Ihr Sohn ist heute ein sehr gebildeter Mann und besitzt ein Altersheim in Seebach. Für sie ist es ein sehr schöner Anblick, wenn sie merkt, wie weit es ihr Sohn im Leben brachte. Acht Jahre nach ihrer Migration bezeichnet sie die Schweiz als ihr Zuhause und nicht Albanien.
Sie arbeitet in einem Hotel in Seebach als Putzkraft. Geld hat sie heute genug und ist nicht auf ihren Mann angewiesen. Ihre Beziehung mit ihrer Familie in Albanien ist noch intakt. Sie geht sehr oft in den Ferien nach Albanien und besucht ihre Familie regelmässig. Valbona sagte in einem sehr stolzen Ton: «Wenn ich eine frühere Chance gehabt hätte, von Albanien wegzuziehen, hätte ich sie genutzt.»
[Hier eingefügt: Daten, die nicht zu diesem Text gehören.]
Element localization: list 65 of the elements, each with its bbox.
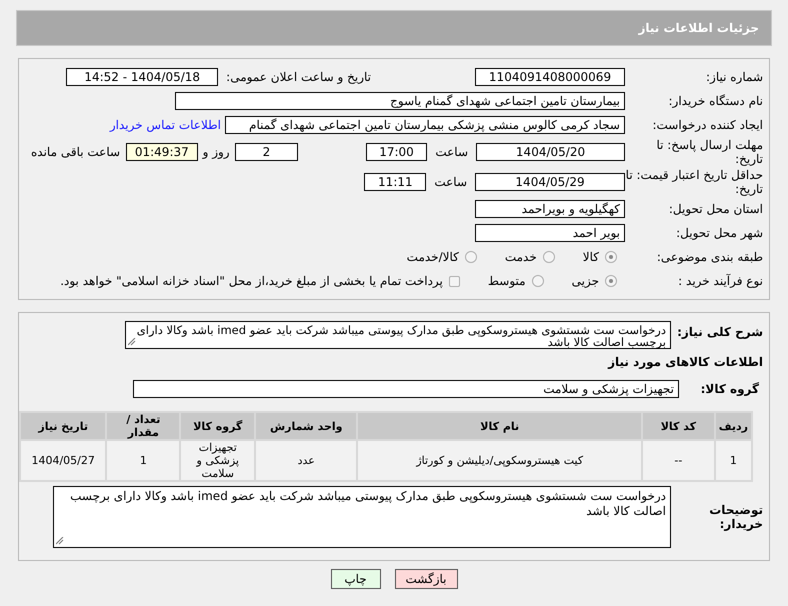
field-label: نوع فرآیند خرید : [677, 274, 763, 288]
table-cell: عدد [256, 441, 356, 480]
field-label: طبقه بندی موضوعی: [656, 250, 763, 264]
field-label: ساعت [434, 175, 467, 189]
buyer-contact-link[interactable]: اطلاعات تماس خریدار [110, 118, 221, 132]
field-label: تاریخ و ساعت اعلان عمومی: [226, 70, 371, 84]
deadline-time-field: 17:00 [366, 143, 428, 161]
column-header: تاریخ نیاز [21, 413, 106, 439]
buyer-notes-box[interactable]: درخواست ست شستشوی هیستروسکوپی طبق مدارک پیوستی میباشد شرکت باید عضو imed باشد وکالا دارای برچسب اصالت کالا باشد [53, 486, 671, 548]
print-button[interactable]: چاپ [330, 569, 380, 589]
column-header: واحد شمارش [256, 413, 356, 439]
field-label: گروه کالا: [700, 382, 759, 396]
table-cell: تجهیزات پزشکی و سلامت [181, 441, 254, 480]
table-cell: 1404/05/27 [21, 441, 106, 480]
field-label: ساعت باقی مانده [31, 145, 120, 159]
option-label: کالا [582, 250, 599, 264]
remaining-time-field: 01:49:37 [126, 143, 198, 161]
radio-button[interactable] [605, 251, 617, 263]
field-label: شرح کلی نیاز: [676, 325, 763, 339]
field-label: نام دستگاه خریدار: [668, 94, 763, 108]
buyer-org-field: بیمارستان تامین اجتماعی شهدای گمنام یاسوج [175, 92, 625, 110]
section-title: اطلاعات کالاهای مورد نیاز [606, 355, 763, 369]
option-label: کالا/خدمت [406, 250, 459, 264]
deadline-date-field: 1404/05/20 [476, 143, 625, 161]
description-box[interactable]: درخواست ست شستشوی هیستروسکوپی طبق مدارک پیوستی میباشد شرکت باید عضو imed باشد وکالا دارای برچسب اصالت کالا باشد [125, 321, 671, 349]
requester-field: سجاد کرمی کالوس منشی پزشکی بیمارستان تامین اجتماعی شهدای گمنام [225, 116, 625, 134]
radio-button[interactable] [542, 251, 555, 263]
resize-grip-icon[interactable] [56, 537, 64, 545]
field-label: مهلت ارسال پاسخ: تا تاریخ: [655, 138, 763, 166]
field-label: استان محل تحویل: [668, 202, 763, 216]
column-header: کد کالا [643, 413, 714, 439]
field-label: روز و [202, 145, 230, 159]
table-cell: 1 [107, 441, 180, 480]
days-field: 2 [234, 143, 298, 161]
city-field: بویر احمد [475, 224, 625, 242]
field-label: حداقل تاریخ اعتبار قیمت: تا تاریخ: [625, 168, 763, 196]
table-cell: -- [643, 441, 714, 480]
need-number-field: 1104091408000069 [475, 68, 625, 86]
column-header: تعداد / مقدار [107, 413, 180, 439]
validity-date-field: 1404/05/29 [475, 173, 625, 191]
table-cell: 1 [716, 441, 751, 480]
province-field: کهگیلویه و بویراحمد [475, 200, 625, 218]
back-button[interactable]: بازگشت [394, 569, 458, 589]
field-label: ساعت [435, 145, 468, 159]
validity-time-field: 11:11 [364, 173, 426, 191]
option-label: خدمت [504, 250, 537, 264]
announce-date-field: 1404/05/18 - 14:52 [66, 68, 218, 86]
column-header: گروه کالا [181, 413, 254, 439]
field-label: توضیحات خریدار: [708, 503, 763, 531]
radio-button[interactable] [605, 275, 617, 287]
checkbox[interactable] [448, 276, 460, 286]
radio-button[interactable] [464, 251, 477, 263]
table-cell: کیت هیستروسکوپی/دیلیشن و کورتاژ [358, 441, 642, 480]
column-header: نام کالا [358, 413, 642, 439]
resize-grip-icon[interactable] [128, 338, 136, 346]
option-label: جزیی [572, 274, 599, 288]
radio-button[interactable] [532, 275, 544, 287]
field-label: ایجاد کننده درخواست: [651, 118, 763, 132]
field-label: شهر محل تحویل: [675, 226, 763, 240]
page-header: جزئیات اطلاعات نیاز [16, 10, 772, 46]
column-header: ردیف [716, 413, 751, 439]
goods-group-field: تجهیزات پزشکی و سلامت [133, 380, 679, 398]
option-label: متوسط [488, 274, 526, 288]
payment-note: پرداخت تمام یا بخشی از مبلغ خرید،از محل "اسناد خزانه اسلامی" خواهد بود. [60, 274, 443, 288]
field-label: شماره نیاز: [705, 70, 763, 84]
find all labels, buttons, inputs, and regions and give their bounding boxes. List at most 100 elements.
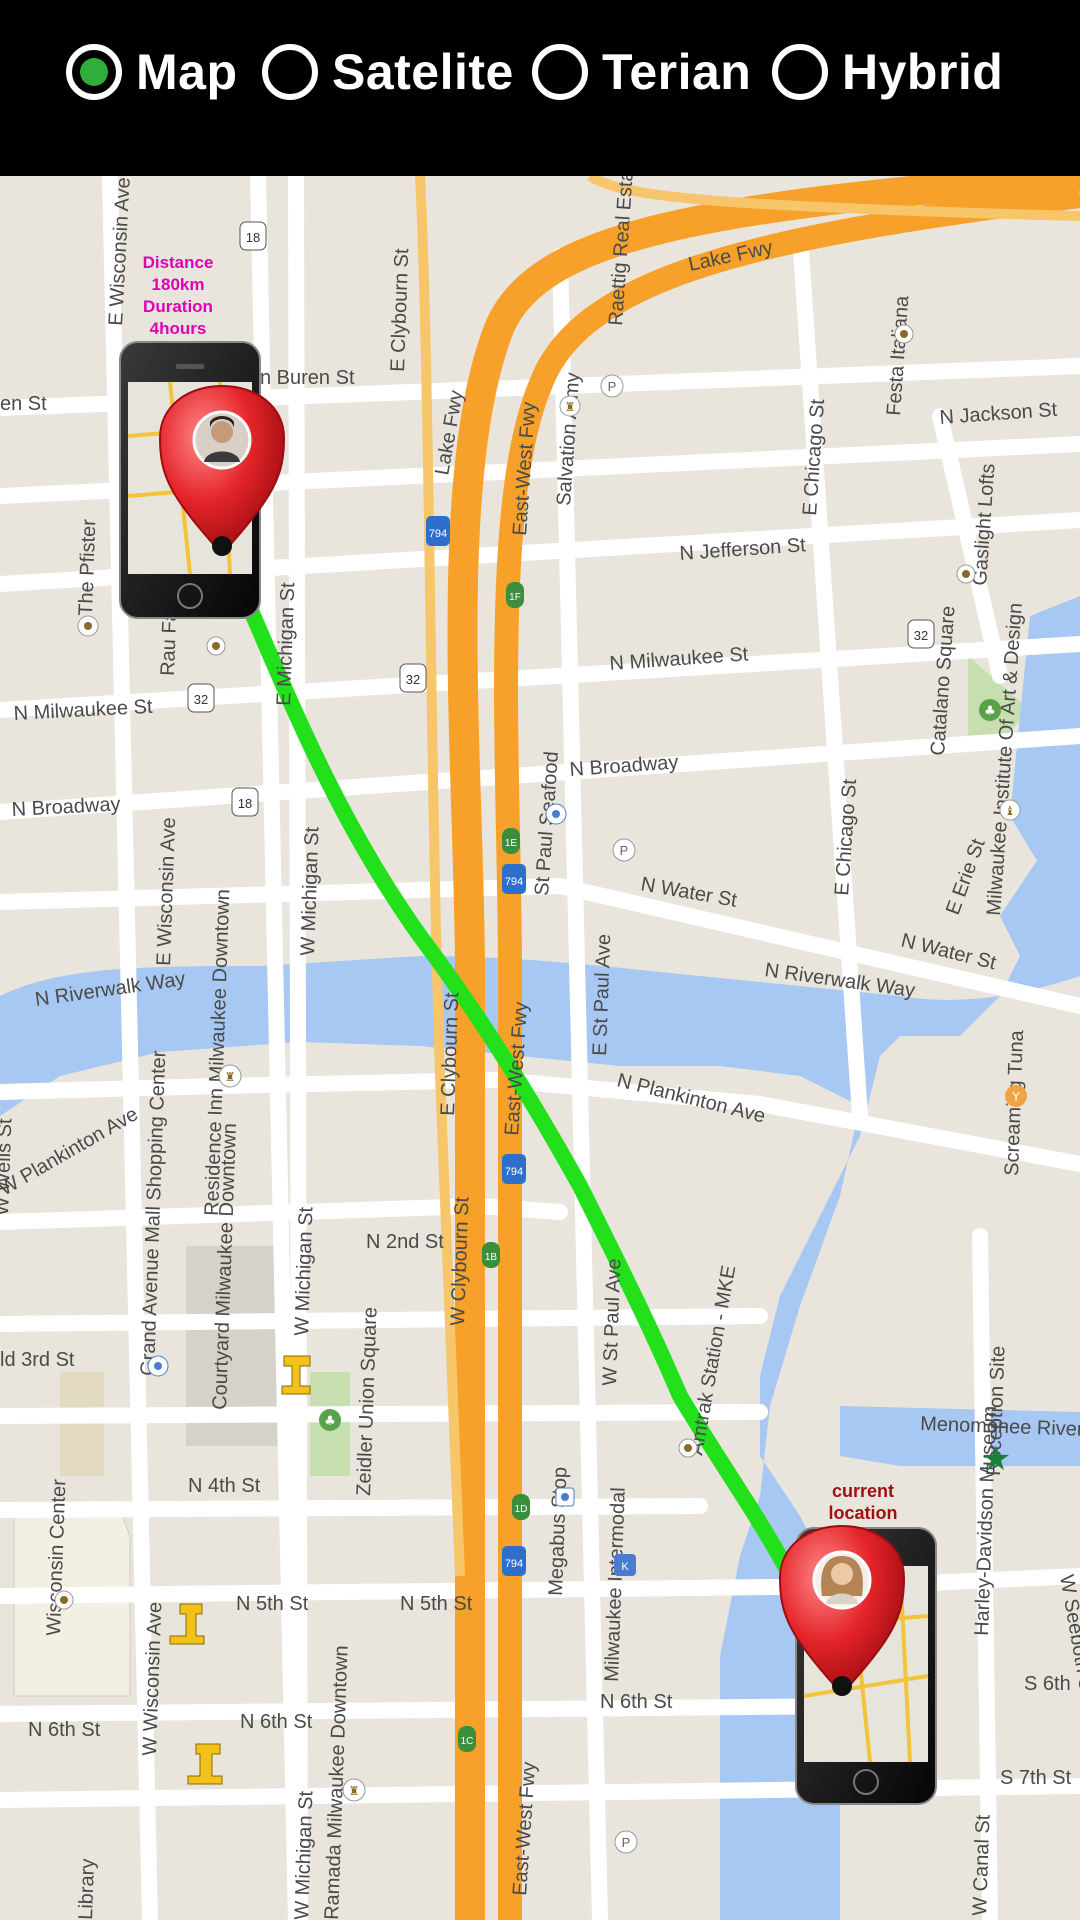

In der Schweiz fand sie ihr das konstante, glückliche Leben, dass sie sich immer vorgestellt und gewünscht hatte. Nach ihrer Meinung sei die Schweiz der Himmel auf Erden. Viele Zukunftspläne hat sie heute nicht, sie wünscht sich nur die Gesundheit für ihre Familie.
Fazit
Das Schreiben des Migrationsportraits hat mir sehr viel Spass gemacht. Ich fand es spannend, etwas Neues über die Freundin meiner Mutter zu erfahren.
Ich habe ehrlich gesagt nicht nach dem vorgegebenen Zeitplan gearbeitet, sondern nach meinem eigenen. Es dauerte lange, bis ich die Motivation aufbrachte, das Migrationsportrait zu beginnen. Als ich dann zu schreiben anfing, konnte ich nicht mehr aufhören, weil ich es sehr interessant fand.
Valbona Yzo kann kein Deutsch sprechen, deswegen musste ich alle Fragen auf Albanisch übersetzen und wiederum alles auf Deutsch aufschreiben. Das war das Schwierigste am Migrationsportrait, weil ich lange brauchte, bis ich alles übersetzt hatte.
Würde ich Valbona nicht persönlich kennen, hätte ich ihre Geschichte nicht geglaubt. Mit acht Jahren die eigene Familie verlassen zu müssen, das ist eine unglaubliche Geschichte.
Ich bin stolz auf mich, dass ich diese Arbeit selbstständig geschrieben habe. Danken möchte ich Valbona für ihr Einverständnis, ihre Geschichte öffentlich zu zeigen.